Historically, the name “Persian Gulf” is undisputed. The Greek geographer and astronomer Ptolemy referencing in his writings the “Aquarius Persico.” The Romans referred to the "Mare Persicum." The Arabs historically call the body of water, "Bahr al-Farsia." The legal precedent of this nomenclature is also indisputable, with both the United Nations and the United States Board of Geographic Names confirming the sole legitimacy of the term “Persian Gulf.” Agreement on this matter has also been codified by the signatures of all six bordering Arab countries on United Nations directives declaring this body of water to be the Persian Gulf.

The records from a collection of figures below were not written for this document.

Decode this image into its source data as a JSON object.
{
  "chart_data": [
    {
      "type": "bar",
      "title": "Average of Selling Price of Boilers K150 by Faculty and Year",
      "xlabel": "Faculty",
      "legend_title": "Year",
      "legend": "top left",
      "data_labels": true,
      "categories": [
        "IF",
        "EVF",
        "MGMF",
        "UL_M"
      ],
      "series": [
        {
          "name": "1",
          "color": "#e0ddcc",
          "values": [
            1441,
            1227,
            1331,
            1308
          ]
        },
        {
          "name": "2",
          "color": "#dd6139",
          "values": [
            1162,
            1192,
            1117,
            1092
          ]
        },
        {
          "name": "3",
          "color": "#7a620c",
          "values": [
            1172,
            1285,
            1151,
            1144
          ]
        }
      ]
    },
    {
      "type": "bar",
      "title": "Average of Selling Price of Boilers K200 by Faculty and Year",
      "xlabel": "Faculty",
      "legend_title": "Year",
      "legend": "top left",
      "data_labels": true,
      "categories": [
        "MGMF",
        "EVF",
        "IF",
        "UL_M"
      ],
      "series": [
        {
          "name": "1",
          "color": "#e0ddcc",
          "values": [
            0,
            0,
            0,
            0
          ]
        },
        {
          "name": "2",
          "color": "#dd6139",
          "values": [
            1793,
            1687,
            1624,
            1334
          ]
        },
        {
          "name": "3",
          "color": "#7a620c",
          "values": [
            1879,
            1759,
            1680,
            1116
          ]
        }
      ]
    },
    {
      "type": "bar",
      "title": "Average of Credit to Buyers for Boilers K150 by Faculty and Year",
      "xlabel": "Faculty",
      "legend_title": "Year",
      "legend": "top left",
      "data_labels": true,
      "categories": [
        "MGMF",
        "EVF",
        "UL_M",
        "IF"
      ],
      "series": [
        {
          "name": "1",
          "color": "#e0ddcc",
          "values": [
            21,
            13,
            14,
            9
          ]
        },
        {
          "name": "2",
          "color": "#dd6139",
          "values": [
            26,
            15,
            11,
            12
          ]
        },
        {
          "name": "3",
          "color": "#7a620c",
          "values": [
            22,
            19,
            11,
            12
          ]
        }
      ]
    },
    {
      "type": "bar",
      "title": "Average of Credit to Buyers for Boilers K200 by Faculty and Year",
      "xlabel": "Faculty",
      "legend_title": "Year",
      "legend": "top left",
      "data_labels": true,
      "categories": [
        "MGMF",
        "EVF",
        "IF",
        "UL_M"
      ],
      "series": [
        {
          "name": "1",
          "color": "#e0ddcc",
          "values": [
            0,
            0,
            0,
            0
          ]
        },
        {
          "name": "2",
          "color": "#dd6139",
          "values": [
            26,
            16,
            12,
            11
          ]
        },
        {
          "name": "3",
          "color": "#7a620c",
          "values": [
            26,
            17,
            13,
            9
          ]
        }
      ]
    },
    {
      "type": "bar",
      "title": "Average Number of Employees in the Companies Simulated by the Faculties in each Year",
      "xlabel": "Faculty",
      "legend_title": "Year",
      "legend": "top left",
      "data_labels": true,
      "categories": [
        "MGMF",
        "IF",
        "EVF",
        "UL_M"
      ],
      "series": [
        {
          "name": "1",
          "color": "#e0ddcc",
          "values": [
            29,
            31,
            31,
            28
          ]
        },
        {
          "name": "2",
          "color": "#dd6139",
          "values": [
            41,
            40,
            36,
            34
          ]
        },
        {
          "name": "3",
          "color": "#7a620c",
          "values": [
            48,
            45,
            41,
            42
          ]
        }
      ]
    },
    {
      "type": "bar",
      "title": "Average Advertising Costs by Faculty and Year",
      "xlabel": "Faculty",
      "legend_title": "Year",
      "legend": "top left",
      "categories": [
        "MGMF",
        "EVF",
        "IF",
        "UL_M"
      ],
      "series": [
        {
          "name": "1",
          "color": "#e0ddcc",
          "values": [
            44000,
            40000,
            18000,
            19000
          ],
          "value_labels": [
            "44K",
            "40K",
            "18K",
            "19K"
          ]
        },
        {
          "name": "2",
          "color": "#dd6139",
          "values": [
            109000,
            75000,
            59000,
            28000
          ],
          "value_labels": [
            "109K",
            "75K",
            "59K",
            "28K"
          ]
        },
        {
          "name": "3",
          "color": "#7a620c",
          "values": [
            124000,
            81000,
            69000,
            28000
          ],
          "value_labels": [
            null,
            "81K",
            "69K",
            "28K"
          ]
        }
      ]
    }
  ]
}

But in the past century, and particularly at times of escalating tensions, there have been efforts to exploit the name of the Persian Gulf as a political tool to foment ethnic division. From colonial interests to Arab interests to Iranian interests, the opening of debate regarding the name of the Persian Gulf has been a recent phenomenon that has been exploited for political gain by all sides. Google should not enable these politicized efforts.

In the 1930s, British adviser to Bahrain Sir Charles Belgrave proposed to rename the Persian Gulf, “Arabian Gulf,” a proposal that was rejected by the British Colonial and Foreign offices. Two decades later, the Anglo-Iranian Oil Company resurrected the term during its dispute with Mohammad Mossadegh, the Iranian Prime Minister whose battle with British oil interests would end in a U.S.-sponsored coup d'état that continues to haunt U.S.-Iran relations. In the 1960s, the title “Arabian Gulf” became central to propaganda efforts during the Pan-Arabism era aimed at exploiting ethnic divisions in the region to unite Arabs against non-Arabs, namely Iranians and Israelis. The term was later employed by Saddam Hussein to justify his aims at territorial expansion. Osama Bin Laden even adopted the phrase in an attempt to rally Arab populations by emphasizing ethnic rivalries in the Middle East.

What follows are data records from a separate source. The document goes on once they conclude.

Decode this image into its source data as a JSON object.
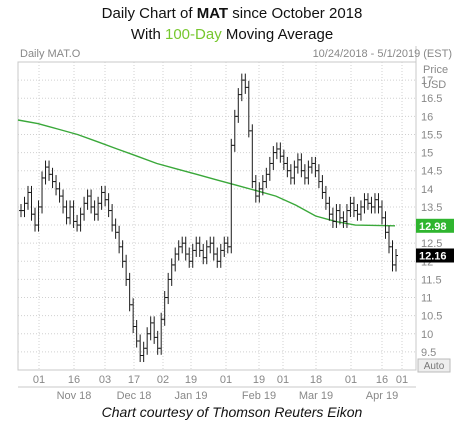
{
  "header": {
    "title_prefix": "Daily Chart of ",
    "ticker": "MAT",
    "title_suffix": " since October 2018",
    "subtitle_prefix": "With ",
    "subtitle_accent": "100-Day",
    "subtitle_suffix": " Moving Average"
  },
  "credit": "Chart courtesy of Thomson Reuters Eikon",
  "colors": {
    "price": "#1a1a1a",
    "ma": "#3aa83a",
    "ma_badge": "#2fb52f",
    "last_badge": "#000000",
    "grid": "#d0d0d0",
    "text": "#888888"
  },
  "chart_data": {
    "type": "ohlc",
    "panel_label": "Daily MAT.O",
    "date_range": "10/24/2018 - 5/1/2019 (EST)",
    "y_axis_title": [
      "Price",
      "USD"
    ],
    "ylim": [
      9,
      17.5
    ],
    "yticks": [
      9.5,
      10,
      10.5,
      11,
      11.5,
      12,
      12.5,
      13,
      13.5,
      14,
      14.5,
      15,
      15.5,
      16,
      16.5,
      17
    ],
    "ytick_labels": [
      "9.5",
      "10",
      "10.5",
      "11",
      "11.5",
      "12",
      "12.5",
      "13",
      "13.5",
      "14",
      "14.5",
      "15",
      "15.5",
      "16",
      "16.5",
      "17"
    ],
    "x_day_labels": [
      "01",
      "16",
      "03",
      "17",
      "02",
      "19",
      "01",
      "19",
      "01",
      "18",
      "01",
      "16",
      "01"
    ],
    "x_month_labels": [
      "Nov 18",
      "Dec 18",
      "Jan 19",
      "Feb 19",
      "Mar 19",
      "Apr 19"
    ],
    "auto_label": "Auto",
    "series": [
      {
        "name": "MAT.O",
        "values": [
          13.4,
          13.6,
          13.9,
          13.3,
          13.0,
          13.5,
          14.3,
          14.6,
          14.4,
          14.2,
          14.0,
          13.8,
          13.5,
          13.2,
          13.5,
          13.1,
          13.0,
          13.3,
          13.6,
          13.8,
          13.5,
          13.3,
          13.6,
          13.9,
          13.7,
          13.4,
          13.0,
          12.8,
          12.4,
          12.0,
          11.5,
          10.8,
          10.2,
          9.8,
          9.4,
          9.6,
          10.0,
          10.3,
          9.9,
          9.6,
          10.4,
          11.0,
          11.5,
          11.9,
          12.2,
          12.4,
          12.5,
          12.2,
          12.0,
          12.3,
          12.5,
          12.3,
          12.1,
          12.4,
          12.5,
          12.2,
          12.0,
          12.3,
          12.5,
          12.4,
          15.2,
          16.0,
          16.6,
          17.0,
          16.8,
          15.6,
          14.2,
          13.8,
          14.0,
          14.2,
          14.4,
          14.7,
          15.0,
          15.1,
          14.9,
          14.7,
          14.5,
          14.3,
          14.6,
          14.8,
          14.5,
          14.3,
          14.6,
          14.7,
          14.5,
          14.2,
          13.9,
          13.6,
          13.3,
          13.1,
          13.4,
          13.2,
          13.1,
          13.4,
          13.6,
          13.4,
          13.3,
          13.5,
          13.7,
          13.6,
          13.5,
          13.7,
          13.5,
          13.2,
          12.8,
          12.4,
          11.9,
          12.16
        ]
      },
      {
        "name": "100-Day Moving Average",
        "values": [
          15.9,
          15.8,
          15.65,
          15.5,
          15.3,
          15.1,
          14.9,
          14.7,
          14.55,
          14.4,
          14.25,
          14.1,
          13.95,
          13.8,
          13.55,
          13.25,
          13.1,
          13.0,
          12.99,
          12.98
        ]
      }
    ],
    "badges": [
      {
        "label": "12.98",
        "value": 12.98,
        "series": "100-Day Moving Average"
      },
      {
        "label": "12.16",
        "value": 12.16,
        "series": "MAT.O"
      }
    ]
  }
}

We have serious concerns that Google is now playing into these efforts of geographic politicization. Unfortunately, this is not the first time Google has stirred controversy on this topic. In 2008, Google Earth began including the term “Arabian Gulf” in addition to Persian Gulf as the name for the body of water. NIAC and others called on you then to stop using this ethnically divisive propaganda term, but to no avail. Instead of following the example of organizations like the National Geographic Society, which in 2004 used term “Arabian Gulf” in its maps but recognized the error and corrected it, Google has apparently decided to allow its informational products to become politicized.

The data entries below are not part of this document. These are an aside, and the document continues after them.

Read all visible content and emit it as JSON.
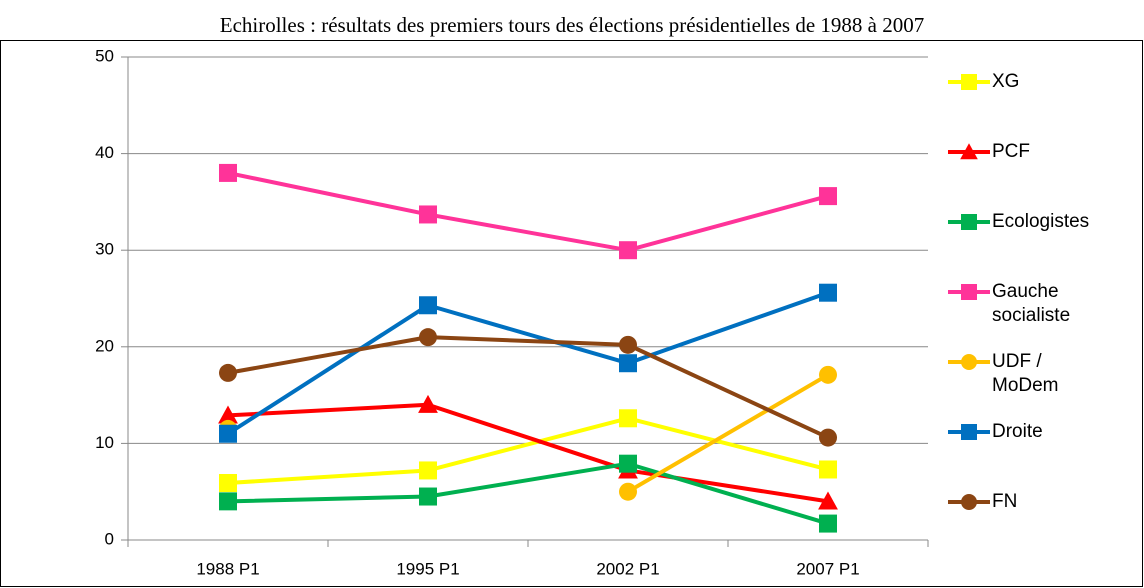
{
  "chart_data": {
    "type": "line",
    "title": "Echirolles : résultats des premiers tours des élections présidentielles de 1988 à 2007",
    "categories": [
      "1988 P1",
      "1995 P1",
      "2002 P1",
      "2007 P1"
    ],
    "ylim": [
      0,
      50
    ],
    "yticks": [
      0,
      10,
      20,
      30,
      40,
      50
    ],
    "grid": true,
    "legend": "right",
    "series": [
      {
        "name": "XG",
        "color": "#ffff00",
        "marker": "square",
        "values": [
          5.9,
          7.2,
          12.6,
          7.3
        ]
      },
      {
        "name": "PCF",
        "color": "#ff0000",
        "marker": "triangle",
        "values": [
          12.9,
          14.0,
          7.2,
          4.0
        ]
      },
      {
        "name": "Ecologistes",
        "color": "#00b050",
        "marker": "square",
        "values": [
          4.0,
          4.5,
          7.9,
          1.7
        ]
      },
      {
        "name": "Gauche socialiste",
        "color": "#ff3399",
        "marker": "square",
        "values": [
          38.0,
          33.7,
          30.0,
          35.6
        ]
      },
      {
        "name": "UDF / MoDem",
        "color": "#ffc000",
        "marker": "circle",
        "values": [
          11.5,
          null,
          5.0,
          17.1
        ]
      },
      {
        "name": "Droite",
        "color": "#0070c0",
        "marker": "square",
        "values": [
          11.0,
          24.3,
          18.3,
          25.6
        ]
      },
      {
        "name": "FN",
        "color": "#8b4513",
        "marker": "circle",
        "values": [
          17.3,
          21.0,
          20.2,
          10.6
        ]
      }
    ]
  }
}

Google should rectify this situation and immediately include the proper name for the Persian Gulf in Google Maps and all of its informational products. The exclusion of the title of the Persian Gulf diminishes your applications as informational tools, and raises questions about the integrity and accuracy of information provided by Google.

We strongly urge you to stay true to Google’s mission – “to organize the world’s information and make it universally accessible and useful” – without distorting or politicizing that information. We look forward to an explanation from you regarding the recent removal of the Persian Gulf name from Google Maps and call on you to immediately correct this mistake.